Louis Gray muses on a basic and efficient way to organize your social data flow across mutliple social networks. What I like in his organization approach is the centrality of Friendfeed. I could not agree more with his idea that Friendfeed is the best social data flow management tool, whether it serves as a “content creator” or “content collector”.
However, I do not agree with the way he has integrated Buzz in his social data flow graph. First, Buzz is in the graph, and I don’t think it should be. Why? Simply because Buzz is in its infancy. It is merely a concept of social flow being tested within gmail. It’s all pretty basic and not so appealing. Mobile access is limited (ex: android 2.0 and up only), and we the geeks are not impressed to see a lighter, friendconnect-powered, friendfeed clone in yet another gmail tab. They should have launched it as a beta lab feature instead of bullying it up to our faces overnight.
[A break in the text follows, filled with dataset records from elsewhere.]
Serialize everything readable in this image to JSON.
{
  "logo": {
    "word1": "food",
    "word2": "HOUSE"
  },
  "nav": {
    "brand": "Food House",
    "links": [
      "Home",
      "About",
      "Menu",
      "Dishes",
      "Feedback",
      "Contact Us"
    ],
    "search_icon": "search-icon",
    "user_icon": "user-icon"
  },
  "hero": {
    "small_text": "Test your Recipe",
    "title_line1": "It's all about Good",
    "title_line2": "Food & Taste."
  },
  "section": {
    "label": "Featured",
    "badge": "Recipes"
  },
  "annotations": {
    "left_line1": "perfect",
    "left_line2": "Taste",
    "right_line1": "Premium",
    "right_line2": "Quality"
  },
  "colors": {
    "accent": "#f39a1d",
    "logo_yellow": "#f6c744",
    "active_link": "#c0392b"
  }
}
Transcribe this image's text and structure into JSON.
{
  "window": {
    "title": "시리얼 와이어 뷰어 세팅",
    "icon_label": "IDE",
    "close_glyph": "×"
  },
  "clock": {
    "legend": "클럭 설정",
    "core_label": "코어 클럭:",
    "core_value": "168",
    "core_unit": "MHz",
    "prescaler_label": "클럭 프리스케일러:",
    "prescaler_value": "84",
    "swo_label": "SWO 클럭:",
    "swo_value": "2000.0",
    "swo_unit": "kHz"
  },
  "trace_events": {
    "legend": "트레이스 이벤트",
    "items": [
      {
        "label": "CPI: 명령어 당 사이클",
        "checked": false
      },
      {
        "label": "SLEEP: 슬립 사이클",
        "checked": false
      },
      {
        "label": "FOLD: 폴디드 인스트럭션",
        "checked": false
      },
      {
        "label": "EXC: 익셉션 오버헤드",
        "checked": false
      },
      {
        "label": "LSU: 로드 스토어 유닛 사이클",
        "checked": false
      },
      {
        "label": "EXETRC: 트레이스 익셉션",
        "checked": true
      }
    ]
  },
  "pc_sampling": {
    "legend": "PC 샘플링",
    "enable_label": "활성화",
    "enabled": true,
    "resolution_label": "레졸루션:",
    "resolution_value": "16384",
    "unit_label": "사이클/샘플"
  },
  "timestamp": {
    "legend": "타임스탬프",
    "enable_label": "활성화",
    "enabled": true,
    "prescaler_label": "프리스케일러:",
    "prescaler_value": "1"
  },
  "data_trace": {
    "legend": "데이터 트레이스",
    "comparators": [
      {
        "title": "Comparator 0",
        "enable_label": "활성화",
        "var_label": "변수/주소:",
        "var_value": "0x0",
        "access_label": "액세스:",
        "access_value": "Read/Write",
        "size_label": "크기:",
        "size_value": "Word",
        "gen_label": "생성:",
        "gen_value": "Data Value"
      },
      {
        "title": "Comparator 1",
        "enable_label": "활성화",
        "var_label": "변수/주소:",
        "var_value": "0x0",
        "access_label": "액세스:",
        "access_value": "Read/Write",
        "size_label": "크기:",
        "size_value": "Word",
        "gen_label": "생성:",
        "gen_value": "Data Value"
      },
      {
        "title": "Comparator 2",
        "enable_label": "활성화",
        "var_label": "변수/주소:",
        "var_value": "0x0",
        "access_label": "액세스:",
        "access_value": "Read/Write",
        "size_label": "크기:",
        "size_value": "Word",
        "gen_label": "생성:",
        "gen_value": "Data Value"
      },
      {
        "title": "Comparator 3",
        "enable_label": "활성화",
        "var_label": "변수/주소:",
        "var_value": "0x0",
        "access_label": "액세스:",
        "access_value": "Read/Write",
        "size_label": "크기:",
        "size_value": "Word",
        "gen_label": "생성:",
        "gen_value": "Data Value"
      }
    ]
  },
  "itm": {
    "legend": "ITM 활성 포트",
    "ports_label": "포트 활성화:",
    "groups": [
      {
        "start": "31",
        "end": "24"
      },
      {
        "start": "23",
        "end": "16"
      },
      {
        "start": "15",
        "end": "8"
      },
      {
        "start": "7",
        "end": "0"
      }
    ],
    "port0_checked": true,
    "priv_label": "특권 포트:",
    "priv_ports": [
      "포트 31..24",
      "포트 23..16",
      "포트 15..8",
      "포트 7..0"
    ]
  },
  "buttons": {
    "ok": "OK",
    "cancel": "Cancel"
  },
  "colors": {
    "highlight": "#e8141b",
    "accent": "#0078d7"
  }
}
My point: Buzz will become more interesting once it becomes what Louis Gray calls a “content creator”. For example, if I can tweet from Buzz, or update my Facebook page from Buzz, than Buzz will most probably become my social cockpit, since it’s almost already the case with gmail alone. I’m pretty sure that real-time wasn’t rolled out right away to maintain a manageable launch on 100 million accounts at once. Obviously, real-time Buzz is just around the corner.
My recommendation for Buzz is to maintain your ongoing social media strategy without trying to intricate Buzz in the process. Keep an eye on it though: Look who starts to follow you, follow a lot of people to see if Buzz manage to reduce the noise, look who’s being active in your network, what new features are being rolled out, and also track your traffic data to see if Buzz emerges as a significant traffic referrer.
Right now, most bloggers are not jeopardizing the control over their own social data flow on Buzz: Michael Arrington‘s buzz is his twitter and wordpress feed. Brian Solis doesn’t have a public buzz. So that’s it. Let’s wait for Google to roll out some more goodies before giving Buzz too much buzz. What do you think of Buzz so far? Is Google Buzz a winner?